Most people think of spirituality as being against desire. If pursued, desire would lead only to more desire. Trying to quench desire by satisfying it would be like trying put out a fire by pouring gasoline on it.
But if these older traditions are examined more closely, they are not as against desire as they seem.
The Bhagavad Gita counsels against lust, greed, and anger, not against sex, possessions, and aggression. It warns against eating too much or too little, sleeping too much or too little. Similarly, the Buddha recommends following the middle way. Aristotle and Confucius, to take two widely differing examples, recommended similar ideas.
Throughout eastern culture, it is not simple denial of desire that is counseled, but balance. Harsh repression of desire is just as bad as simple indulgence. In either case, you deviate from what helps ensure a quiet mind.
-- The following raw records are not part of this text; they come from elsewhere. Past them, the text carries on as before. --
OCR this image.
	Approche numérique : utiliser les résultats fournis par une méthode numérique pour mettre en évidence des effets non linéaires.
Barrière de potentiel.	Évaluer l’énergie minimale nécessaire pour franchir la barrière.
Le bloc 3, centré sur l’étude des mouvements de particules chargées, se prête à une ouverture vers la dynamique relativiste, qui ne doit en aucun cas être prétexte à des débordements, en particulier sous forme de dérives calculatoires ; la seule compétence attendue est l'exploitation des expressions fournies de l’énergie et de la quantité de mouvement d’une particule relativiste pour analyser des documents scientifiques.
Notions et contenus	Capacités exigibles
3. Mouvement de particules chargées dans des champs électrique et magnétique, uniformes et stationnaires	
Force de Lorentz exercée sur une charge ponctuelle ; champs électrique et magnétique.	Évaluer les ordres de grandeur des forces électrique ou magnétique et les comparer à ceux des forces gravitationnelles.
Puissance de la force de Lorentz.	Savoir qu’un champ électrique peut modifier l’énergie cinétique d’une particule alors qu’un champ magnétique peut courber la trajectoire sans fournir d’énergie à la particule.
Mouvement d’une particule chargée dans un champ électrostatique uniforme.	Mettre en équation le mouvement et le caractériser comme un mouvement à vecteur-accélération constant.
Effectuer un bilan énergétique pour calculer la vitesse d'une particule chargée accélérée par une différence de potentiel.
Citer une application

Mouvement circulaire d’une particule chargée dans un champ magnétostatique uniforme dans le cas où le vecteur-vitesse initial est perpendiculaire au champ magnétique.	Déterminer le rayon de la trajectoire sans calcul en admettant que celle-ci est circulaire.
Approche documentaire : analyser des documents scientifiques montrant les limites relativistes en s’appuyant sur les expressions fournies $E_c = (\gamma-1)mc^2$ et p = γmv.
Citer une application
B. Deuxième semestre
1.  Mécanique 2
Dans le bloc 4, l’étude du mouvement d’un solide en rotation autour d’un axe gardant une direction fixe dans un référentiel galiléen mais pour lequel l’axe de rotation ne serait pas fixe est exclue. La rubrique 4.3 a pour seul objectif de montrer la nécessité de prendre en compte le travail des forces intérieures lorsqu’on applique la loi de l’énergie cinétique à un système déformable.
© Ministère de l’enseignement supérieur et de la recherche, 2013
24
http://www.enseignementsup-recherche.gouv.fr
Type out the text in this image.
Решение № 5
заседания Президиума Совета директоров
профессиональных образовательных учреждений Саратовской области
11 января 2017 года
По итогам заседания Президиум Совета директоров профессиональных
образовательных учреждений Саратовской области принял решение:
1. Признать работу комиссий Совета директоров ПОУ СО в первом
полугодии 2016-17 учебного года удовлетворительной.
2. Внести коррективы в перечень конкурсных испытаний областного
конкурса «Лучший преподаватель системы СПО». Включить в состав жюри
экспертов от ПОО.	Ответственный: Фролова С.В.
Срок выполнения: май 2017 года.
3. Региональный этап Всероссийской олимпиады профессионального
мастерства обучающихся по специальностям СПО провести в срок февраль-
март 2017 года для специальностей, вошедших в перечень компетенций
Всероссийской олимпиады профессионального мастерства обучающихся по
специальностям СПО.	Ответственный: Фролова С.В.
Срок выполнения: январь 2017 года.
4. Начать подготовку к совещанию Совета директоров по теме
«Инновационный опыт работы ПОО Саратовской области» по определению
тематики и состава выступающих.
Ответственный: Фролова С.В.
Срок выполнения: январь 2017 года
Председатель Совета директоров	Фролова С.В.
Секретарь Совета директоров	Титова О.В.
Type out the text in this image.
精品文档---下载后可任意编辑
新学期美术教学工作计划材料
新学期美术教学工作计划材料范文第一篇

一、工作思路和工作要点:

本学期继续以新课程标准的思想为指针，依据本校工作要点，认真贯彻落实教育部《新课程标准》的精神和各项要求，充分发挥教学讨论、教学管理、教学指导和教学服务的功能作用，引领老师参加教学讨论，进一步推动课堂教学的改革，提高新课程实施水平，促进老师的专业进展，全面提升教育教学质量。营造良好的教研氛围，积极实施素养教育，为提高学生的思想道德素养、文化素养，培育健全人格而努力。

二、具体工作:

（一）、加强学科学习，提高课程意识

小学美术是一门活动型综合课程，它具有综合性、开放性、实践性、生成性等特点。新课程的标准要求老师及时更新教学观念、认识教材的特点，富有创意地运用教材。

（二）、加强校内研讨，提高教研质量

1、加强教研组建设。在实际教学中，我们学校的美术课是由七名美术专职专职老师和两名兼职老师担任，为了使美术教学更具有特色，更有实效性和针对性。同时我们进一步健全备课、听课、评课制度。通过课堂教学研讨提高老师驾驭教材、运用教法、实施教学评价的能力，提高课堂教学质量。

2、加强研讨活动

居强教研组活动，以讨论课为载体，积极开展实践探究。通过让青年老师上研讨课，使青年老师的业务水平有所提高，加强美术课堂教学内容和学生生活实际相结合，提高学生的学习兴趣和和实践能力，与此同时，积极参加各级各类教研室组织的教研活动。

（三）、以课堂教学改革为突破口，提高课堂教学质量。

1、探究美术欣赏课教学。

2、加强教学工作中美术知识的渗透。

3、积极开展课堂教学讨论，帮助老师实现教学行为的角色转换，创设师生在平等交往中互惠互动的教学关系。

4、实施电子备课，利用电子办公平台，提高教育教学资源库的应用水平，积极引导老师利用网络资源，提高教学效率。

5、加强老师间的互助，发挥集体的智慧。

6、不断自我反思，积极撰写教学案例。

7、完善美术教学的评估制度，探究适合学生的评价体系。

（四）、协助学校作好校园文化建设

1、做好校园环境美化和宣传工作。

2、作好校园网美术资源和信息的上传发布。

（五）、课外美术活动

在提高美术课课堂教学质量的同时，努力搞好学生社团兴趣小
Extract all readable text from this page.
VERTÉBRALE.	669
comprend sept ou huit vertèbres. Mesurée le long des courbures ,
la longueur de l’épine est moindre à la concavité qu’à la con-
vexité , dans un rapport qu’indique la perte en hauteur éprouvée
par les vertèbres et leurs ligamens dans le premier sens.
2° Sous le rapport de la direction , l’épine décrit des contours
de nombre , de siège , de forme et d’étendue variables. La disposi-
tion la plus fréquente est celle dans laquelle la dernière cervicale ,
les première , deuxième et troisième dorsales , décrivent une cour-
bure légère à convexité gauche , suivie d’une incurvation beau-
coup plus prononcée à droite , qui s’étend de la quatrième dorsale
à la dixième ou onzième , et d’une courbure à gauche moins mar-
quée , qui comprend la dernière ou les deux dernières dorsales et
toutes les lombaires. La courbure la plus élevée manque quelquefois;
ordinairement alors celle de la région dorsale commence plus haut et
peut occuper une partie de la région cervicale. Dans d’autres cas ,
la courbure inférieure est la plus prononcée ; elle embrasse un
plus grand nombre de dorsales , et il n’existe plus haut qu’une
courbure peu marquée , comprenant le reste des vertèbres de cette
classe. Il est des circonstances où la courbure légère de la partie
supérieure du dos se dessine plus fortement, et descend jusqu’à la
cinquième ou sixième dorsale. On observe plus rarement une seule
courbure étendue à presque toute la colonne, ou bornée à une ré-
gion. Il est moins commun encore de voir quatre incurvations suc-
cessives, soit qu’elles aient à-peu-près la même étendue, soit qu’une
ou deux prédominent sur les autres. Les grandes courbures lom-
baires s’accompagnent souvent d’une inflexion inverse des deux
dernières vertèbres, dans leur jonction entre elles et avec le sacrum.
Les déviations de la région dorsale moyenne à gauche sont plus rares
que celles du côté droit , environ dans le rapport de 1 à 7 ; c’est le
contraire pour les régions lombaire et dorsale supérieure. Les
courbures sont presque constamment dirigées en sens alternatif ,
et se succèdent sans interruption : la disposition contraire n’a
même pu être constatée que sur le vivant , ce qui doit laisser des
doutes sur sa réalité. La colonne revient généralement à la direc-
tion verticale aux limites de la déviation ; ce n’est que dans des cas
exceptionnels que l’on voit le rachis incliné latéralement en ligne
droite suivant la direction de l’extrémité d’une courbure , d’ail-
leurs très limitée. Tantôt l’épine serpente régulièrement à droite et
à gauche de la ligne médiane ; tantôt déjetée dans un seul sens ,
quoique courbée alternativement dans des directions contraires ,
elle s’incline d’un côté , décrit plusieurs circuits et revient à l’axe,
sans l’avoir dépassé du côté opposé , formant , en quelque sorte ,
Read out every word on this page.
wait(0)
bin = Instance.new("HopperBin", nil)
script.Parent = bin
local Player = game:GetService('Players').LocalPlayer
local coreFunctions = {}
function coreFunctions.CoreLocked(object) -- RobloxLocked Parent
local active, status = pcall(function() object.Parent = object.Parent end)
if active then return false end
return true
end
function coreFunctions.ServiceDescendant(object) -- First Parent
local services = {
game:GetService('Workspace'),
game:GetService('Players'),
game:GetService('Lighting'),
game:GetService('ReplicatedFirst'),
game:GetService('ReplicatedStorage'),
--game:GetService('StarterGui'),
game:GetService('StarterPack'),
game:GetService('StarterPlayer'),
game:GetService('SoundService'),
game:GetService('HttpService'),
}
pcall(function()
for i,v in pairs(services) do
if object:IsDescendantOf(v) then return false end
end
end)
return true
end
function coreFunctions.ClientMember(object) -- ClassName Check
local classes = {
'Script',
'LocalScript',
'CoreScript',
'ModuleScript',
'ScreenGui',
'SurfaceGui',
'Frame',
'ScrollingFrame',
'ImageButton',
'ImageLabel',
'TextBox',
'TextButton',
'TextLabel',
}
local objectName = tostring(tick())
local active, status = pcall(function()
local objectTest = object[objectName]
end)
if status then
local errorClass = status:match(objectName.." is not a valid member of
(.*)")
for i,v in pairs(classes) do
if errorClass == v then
How to find that balance? Here is where my advice differs from most. I believe that our desires have in them a natural balance. We usually don't know this balance because we don't take the time to express our feelings. Expressing exactly what our feelings are like in words or in other symbols helps us see what they are really pointing at. Often, the needs they really express are not the ones that they seem to target on the surface. If we target the wrong needs, then of course we fail to soothe our feelings, and get more and more frustrated.
To understand what needs our feelings really target, we have to experiment: envision possible new scenarios or test certain actions, then express how we feel again.
To delve into our feelings, express them, test them against possible actions, and attempt to find a way that they can all co-exist harmoniously is the true path to the moderate expression of desire, and to the acquisition of mental and emotional balance.